14.3.4. Un cas particulier : l’exception imitative.

On sait que l'esthétique baroque donne en France une place importante à des pièces dans lesquelles il faudrait que la musique évoque directement, par « imitation picturale » 1 , l'objet auquel elle est consacrée. Puisque la trompette introduit une couleur sonore originale, elle a dû être utilisée pour « imiter » certains bruits particuliers. C'est ainsi que Robert Green 2 considère que deux sonates de Ravet 3 , spécifiquement écrites pour vielle et intitulées « La Militaire » et « La Marine », présentent des caractéristiques d'écriture appelant en quelque sorte un jeu de la trompette imitant le tambour (des triples-croches en cascades) ou le tonnerre (des rafales de doubles-croches).

On pourrait faire une hypothèse voisine concernant Michel Corrette, dont nous avons précédemment dit 4 qu'il utilise au clavecin comme à l'orgue, un bruitage intentionnel, hors musique harmonieuse, notamment pour évoquer le tonnerre. Ecoutons Jean-Christophe Maillard 5 : « Corrette n'hésite pas à sombrer dans une esthétique voisine du "kitsch" du XIXe siècle, toutes proportions gardées. La musique imitative parvient avec lui dans ses ultimes retranchements : il imite la claudication d'un vieillard (La béquille du père Barnaba), une tempête et une éruption volcanique (Les voyages du Berger Fortuné aux Indes Orientales)… ». Comme Corrette mentionne que ces deux œuvres peuvent être jouées avec une vielle, on peut imaginer qu'une fonction imitative a dû être confiée par certains interprètes, à la corde trompette.

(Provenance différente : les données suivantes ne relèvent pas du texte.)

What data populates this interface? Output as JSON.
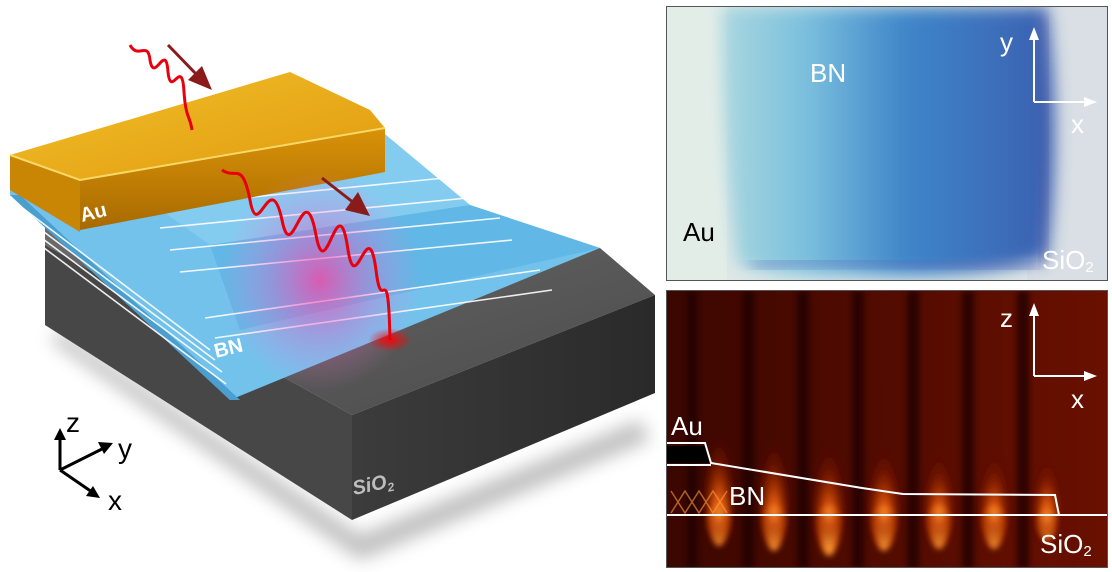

Dans certains cas limites on se trouverait même dans une situation paradoxale : la vielle baroque pourrait « jouer gueux » s'il s'agissait d'une volonté imitative, donc d'un clin d'œil ou d'une interprétation suffisamment distanciée. Une remarque parallèle pourrait être faite concernant le jeu populaire ou paysan.

Dans certaines méthodes consultées, les danses appelées Tambourins sont commentées dans le même sens : « Il suffit simplement d'imiter la baguette du tambourin » nous apprend par exemple Dupuits 1 . Nous défendons l'idée que le jeu de la trompette n'est en rien, à l'époque baroque, assimilable à l'emploi d'une percussion ; mais, au nom d'un style imitatif, on voit se profiler une exception : certes la trompette n'est pas une percussion, mais on peut exceptionnellement, l'utiliser « comme si ».

Notes
1.

Rappelons que l’expression, déjà citée, est de Claude DAUPHIN, La musique au temps des encyclopédistes, Ferney-Voltaire, Centre international d'études du XVIIIe siècle, 2001.

2.

GREEN, Robert, “Eighteenth-century French chamber music for vielle”, Early music, vol.XV, n°4, nov.1987, p.469/479.

3.

RAVET," « La Militaire », « La Marine », Sonates pour la vielle, Paris [c.1737-1742].

4.

Voir chapitre 13, section 13.2.3 : Salir le son en France à l’époque baroque.

5.

MAILLARD, Jean-Christophe, L'esprit pastoral et populaire dans la musique française baroque pour instruments à vent, 1660-1760, Thèse de doctorat de troisième cycle, Université Paris IV, 1987, p.667.

1.

DUPUITS, Baptiste, Principes pour toucher de la vielle avec six sonates pour cet instrument, Paris, 1741, p. VII.